Takich newralgicznych dat, gdy będą się ważyły losy najbardziej zadłużonych państw eurolandu, będzie w tym roku więcej. Wszystkie mogą być źródłem niepokoju na rynkach finansowych.
W całym 2012 r. zapadają obligacje rządów eurolandu o łącznej wartości blisko 1,2 bln euro. To równowartość 12,8 proc. PKB tego regionu. Najwięcej wykupów przypadnie na I kwartał: 375,6 mld euro. W kolejnych kwartałach będzie to około 309, 289 i 215 mld euro.
Grecja w całym 2012 r. musi wykupić obligacje o równowartości 22,9 proc. jej PKB. Pod tym względem niewiele ustępują jej Cypr i Włochy. Spośród najbardziej zadłużonych państw eurolandu w dość komfortowej sytuacji jest Hiszpania, dla której ten wskaźnik wynosi 13,8 proc.

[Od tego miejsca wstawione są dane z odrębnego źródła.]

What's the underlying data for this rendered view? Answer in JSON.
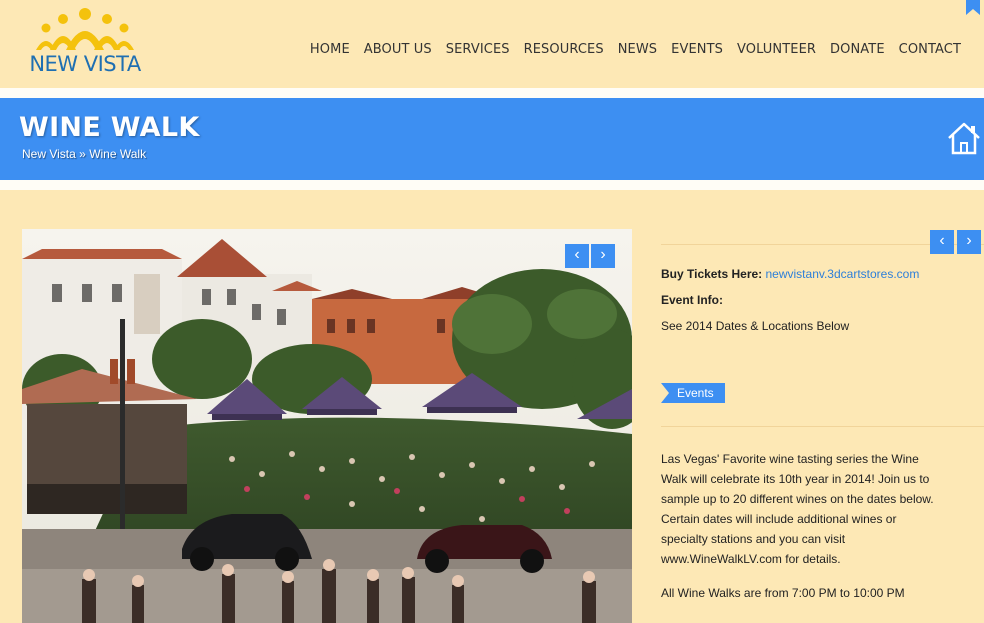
{
  "brand": {
    "logo_text": "NEW VISTA"
  },
  "nav": {
    "items": [
      "HOME",
      "ABOUT US",
      "SERVICES",
      "RESOURCES",
      "NEWS",
      "EVENTS",
      "VOLUNTEER",
      "DONATE",
      "CONTACT"
    ]
  },
  "banner": {
    "title": "WINE WALK",
    "crumb_home": "New Vista",
    "crumb_sep": "»",
    "crumb_current": "Wine Walk"
  },
  "carousel": {
    "prev_label": "‹",
    "next_label": "›"
  },
  "event": {
    "tickets_label": "Buy Tickets Here:",
    "tickets_link": "newvistanv.3dcartstores.com",
    "info_label": "Event Info:",
    "info_value": "See 2014 Dates & Locations Below",
    "tag": "Events",
    "description": "Las Vegas' Favorite wine tasting series the Wine Walk will celebrate its 10th year in 2014! Join us to sample up to 20 different wines on the dates below. Certain dates will include additional wines or specialty stations and you can visit www.WineWalkLV.com for details.",
    "times": "All Wine Walks are from 7:00 PM to 10:00 PM"
  },
  "colors": {
    "background": "#fde8b5",
    "accent_blue": "#3d8ff2",
    "logo_yellow": "#f4c20d",
    "logo_blue": "#1f6fb2"
  }
}
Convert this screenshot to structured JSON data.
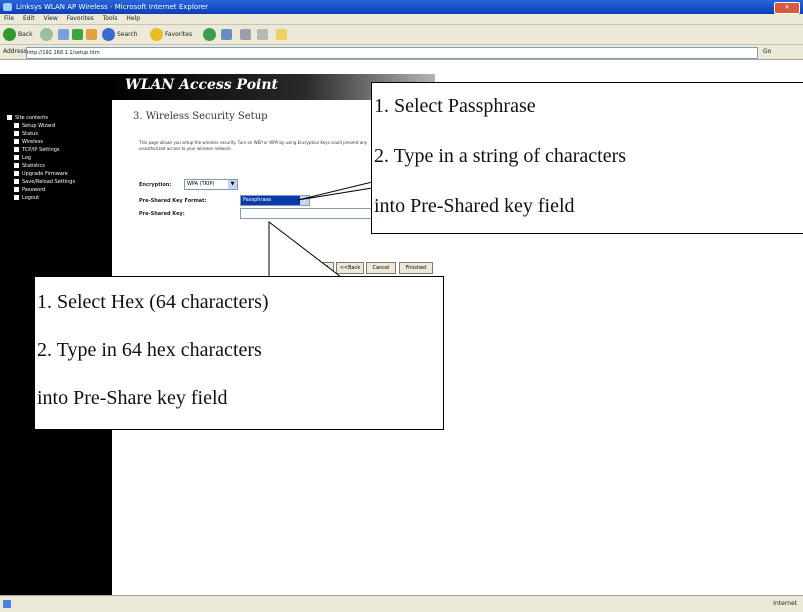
{
  "window": {
    "title": "Linksys WLAN AP Wireless - Microsoft Internet Explorer"
  },
  "menu": {
    "items": [
      "File",
      "Edit",
      "View",
      "Favorites",
      "Tools",
      "Help"
    ]
  },
  "toolbar": {
    "back": "Back",
    "search": "Search",
    "favorites": "Favorites"
  },
  "address": {
    "label": "Address",
    "url": "http://192.168.1.1/setup.htm",
    "go": "Go"
  },
  "header": {
    "title": "WLAN Access Point"
  },
  "nav": {
    "root": "Site contents",
    "items": [
      "Setup Wizard",
      "Status",
      "Wireless",
      "TCP/IP Settings",
      "Log",
      "Statistics",
      "Upgrade Firmware",
      "Save/Reload Settings",
      "Password",
      "Logout"
    ]
  },
  "section": {
    "title": "3. Wireless Security Setup"
  },
  "description": "This page allows you setup the wireless security. Turn on WEP or WPA by using Encryption Keys could prevent any unauthorized access to your wireless network.",
  "form": {
    "encryption_label": "Encryption:",
    "encryption_value": "WPA (TKIP)",
    "psk_format_label": "Pre-Shared Key Format:",
    "psk_format_value": "Passphrase",
    "psk_label": "Pre-Shared Key:"
  },
  "buttons": {
    "cancel": "Cancel",
    "back": "<<Back",
    "finish": "Finished"
  },
  "callouts": {
    "passphrase": {
      "line1": "1. Select Passphrase",
      "line2": "2. Type in a string of characters",
      "line3": "into Pre-Shared key field"
    },
    "hex": {
      "line1": "1. Select Hex (64 characters)",
      "line2": "2. Type in 64 hex characters",
      "line3": "into Pre-Share key field"
    }
  },
  "status": {
    "zone": "Internet"
  },
  "colors": {
    "left_panel": "#000000",
    "title_bar": "#0a3fb4",
    "highlight": "#0a3ca8"
  }
}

W ujęciu nominalnym zdecydowanie najwięcej na wykup obligacji muszą wyłożyć Włochy: aż 331 mld euro. Już 2 lutego zapadną włoskie papiery warte 25,8 mld euro. Bardzo trudny będzie dla Rzymu przełom marca i lutego, gdy w ciągu dwóch dni będzie musiał wykupić obligacje za 46,5 mld euro. Trudna będzie dla włoskiego rządu także druga połowa kwietnia i druga połowa grudnia. Madryt najbardziej zagrożony bankructwem będzie w drugiej połowie lipca i w ostatnich dniach października.